NEW YORK — Barneys New York has identified contemporary sportswear as a category with significant growth potential and has revamped the fourth floor of the Madison Avenue flagship here to seize the opportunity.
This story first appeared in the May 13, 2010 issue of WWD. Subscribe Today.
“This is a real then-and-now story,” said Tom Kalenderian, executive vice president and general merchandise manager of men’s wear for the upscale retailer. When Barneys opened the flagship in 1993, the floor concentrated on contemporary tailored clothing. In 2002, it shifted focus to offer sportswear from such vendors as Kiton, Hickey Freeman, Battistoni, Zegna, Giorgio Armani Collezioni and John Varvatos in an attempt to capture the leisure needs of that clothing customer.
Since then, the customer has “evolved” significantly, prompting a response from the retailer. “We’re dealing with a much more sophisticated guy than we were 10 years ago,” Kalenderian said. “This is the floor where you buy things for when you’re off duty. It’s contemporary and comprehensive.”
In 2002, the floor carried 10 vendors; today, there are around 50, many of which are exclusive to Barneys. These include Barena, Chimala, Diesel Black Gold, Post O’alls, Gitman Vintage, Inis Meain, JanSport, Duluth Trading Co., Grown & Sewn, Gloverall, S.N.S. Herning, Schott NYC, Moncler Grenoble and Massimo Alba. Some have already arrived, while others are on tap for fall.
The floor is anchored by Ralph Lauren Black Label, RLX, Armani Collezioni, John Varvatos Collection and Star. There’s also a section for James Perse, whose knitwear has been blown out to service the customer who buys multiples of this line.
“As the customer evolved, so did how we addressed his needs,” said Jay Bell, vice president and divisional merchandise manager of designer collections and contemporary sportswear. The men’s team worked closely with vendors to find product to appeal to a more fashion-savvy man who is comfortable mixing and matching pieces to create his own look.
They also scoured the world for unique brands such as Grown & Sewn, which produces chinos from the original fabric mill in North Carolina; The Stronghold, an artisinal denim brand from California, and Massimo Alba, which offers unique washed and distressed sportswear pieces. Barneys also challenged its vendors to step out of the box. Inis Meain, an Irish brand famous for its hand-loomed fisherman’s sweaters, has created an entire sportswear collection. The same with Moncler, which has moved beyond its signature puffer jacket into a comprehensive offering.
The assortment has allowed Barneys to “introduce a boutiquelike element to this floor,” said Bell.
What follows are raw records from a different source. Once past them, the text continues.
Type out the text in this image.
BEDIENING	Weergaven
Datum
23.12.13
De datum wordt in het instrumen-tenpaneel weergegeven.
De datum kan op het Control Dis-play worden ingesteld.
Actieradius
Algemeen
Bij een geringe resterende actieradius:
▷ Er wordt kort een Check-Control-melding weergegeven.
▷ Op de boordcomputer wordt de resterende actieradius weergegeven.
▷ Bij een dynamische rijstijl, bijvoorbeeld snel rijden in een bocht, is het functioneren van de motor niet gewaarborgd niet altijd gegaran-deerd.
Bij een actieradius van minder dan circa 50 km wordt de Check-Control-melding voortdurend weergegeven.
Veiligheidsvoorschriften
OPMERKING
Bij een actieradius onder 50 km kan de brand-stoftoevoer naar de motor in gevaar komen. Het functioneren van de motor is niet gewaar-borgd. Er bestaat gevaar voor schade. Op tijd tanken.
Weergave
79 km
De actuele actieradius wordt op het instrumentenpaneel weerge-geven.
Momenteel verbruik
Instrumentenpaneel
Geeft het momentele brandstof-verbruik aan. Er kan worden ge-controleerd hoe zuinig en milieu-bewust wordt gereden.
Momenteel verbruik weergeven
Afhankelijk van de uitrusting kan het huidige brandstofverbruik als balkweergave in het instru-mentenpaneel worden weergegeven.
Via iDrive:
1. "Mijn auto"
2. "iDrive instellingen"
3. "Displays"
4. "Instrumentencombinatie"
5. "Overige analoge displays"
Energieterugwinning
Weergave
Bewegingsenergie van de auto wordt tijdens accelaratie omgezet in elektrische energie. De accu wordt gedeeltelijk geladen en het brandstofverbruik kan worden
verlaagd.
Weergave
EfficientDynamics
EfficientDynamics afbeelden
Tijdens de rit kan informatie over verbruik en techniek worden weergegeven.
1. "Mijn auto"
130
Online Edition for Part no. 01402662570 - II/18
It also necessitated a complete revamping of the physical space. “Our original inspiration was an architect and his loft,” said David New, executive vice president of creative services. “We wanted to make everything as airy as we could.”
The new design “brings the customer closer to the merchandise,” Kalenderian said. “It’s a more-analytical use of space.”
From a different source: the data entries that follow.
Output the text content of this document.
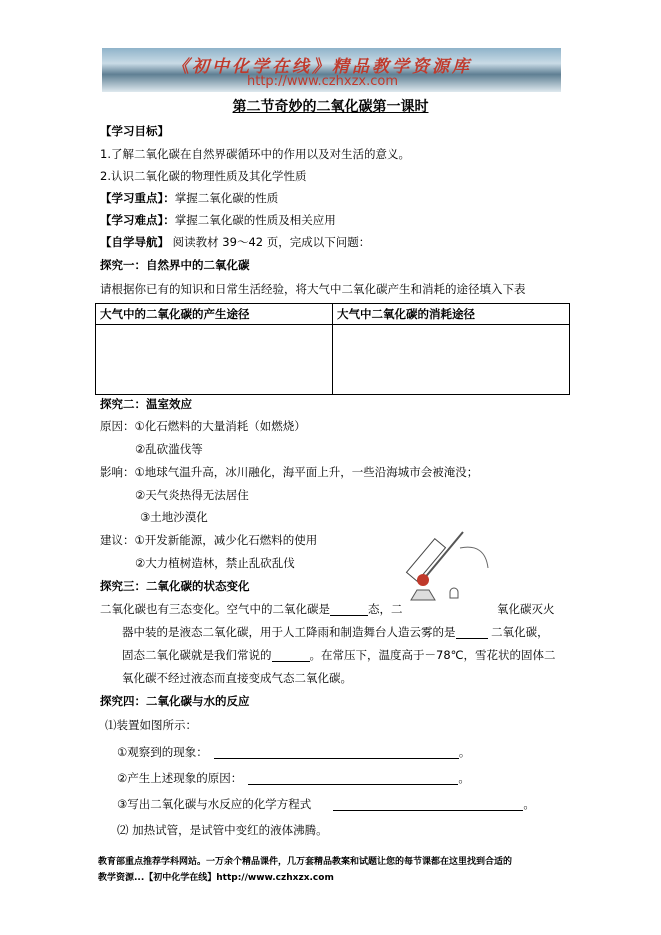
《初中化学在线》精品教学资源库
http://www.czhxzx.com
第二节奇妙的二氧化碳第一课时
【学习目标】
1.了解二氧化碳在自然界碳循环中的作用以及对生活的意义。
2.认识二氧化碳的物理性质及其化学性质
【学习重点】：掌握二氧化碳的性质
【学习难点】：掌握二氧化碳的性质及相关应用
【自学导航】 阅读教材 39～42 页，完成以下问题：
探究一：自然界中的二氧化碳
请根据你已有的知识和日常生活经验，将大气中二氧化碳产生和消耗的途径填入下表
大气中的二氧化碳的产生途径	大气中二氧化碳的消耗途径

探究二：温室效应
原因：①化石燃料的大量消耗（如燃烧）
②乱砍滥伐等
影响：①地球气温升高，冰川融化，海平面上升，一些沿海城市会被淹没；
②天气炎热得无法居住
③土地沙漠化
建议：①开发新能源，减少化石燃料的使用
②大力植树造林，禁止乱砍乱伐
探究三：二氧化碳的状态变化
二氧化碳也有三态变化。空气中的二氧化碳是	态，二	氧化碳灭火
器中装的是液态二氧化碳，用于人工降雨和制造舞台人造云雾的是	二氧化碳，
固态二氧化碳就是我们常说的	。在常压下，温度高于－78℃，雪花状的固体二
氧化碳不经过液态而直接变成气态二氧化碳。
探究四：二氧化碳与水的反应
⑴装置如图所示：
①观察到的现象：	。
②产生上述现象的原因：	。
③写出二氧化碳与水反应的化学方程式	。
⑵ 加热试管，是试管中变红的液体沸腾。
教育部重点推荐学科网站。一万余个精品课件，几万套精品教案和试题让您的每节课都在这里找到合适的
教学资源...【初中化学在线】http://www.czhxzx.com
Out went the heavy fixtures and dark woods that marked the space in the past. In its place, Barneys created a lighter, more open sensibility, employing ceiling-based fixtures and other pieces that allow for flexibility in the merchandising. Because the floor offers a “very strong mix of core collections and key items,” that flexibility is “one of the most valuable tools for us,” Kalenderian said.
Although the selling space was reduced marginally — dropping to 6,890 from 7,180 square feet — the fitting rooms were expanded and revamped into what New called “a flashy, James Bond, clublike” feeling, complete with reproduction Scalamandre zebra wallpaper and leather seating.
Barneys would not provide a volume figure for the newly revamped floor, but Kalenderian said the company invested in the contemporary sportswear area because it believes “it has a great opportunity to grow. We’re expanding this category in all our flagships and the success could push us to redo other parts of the store in the same way.”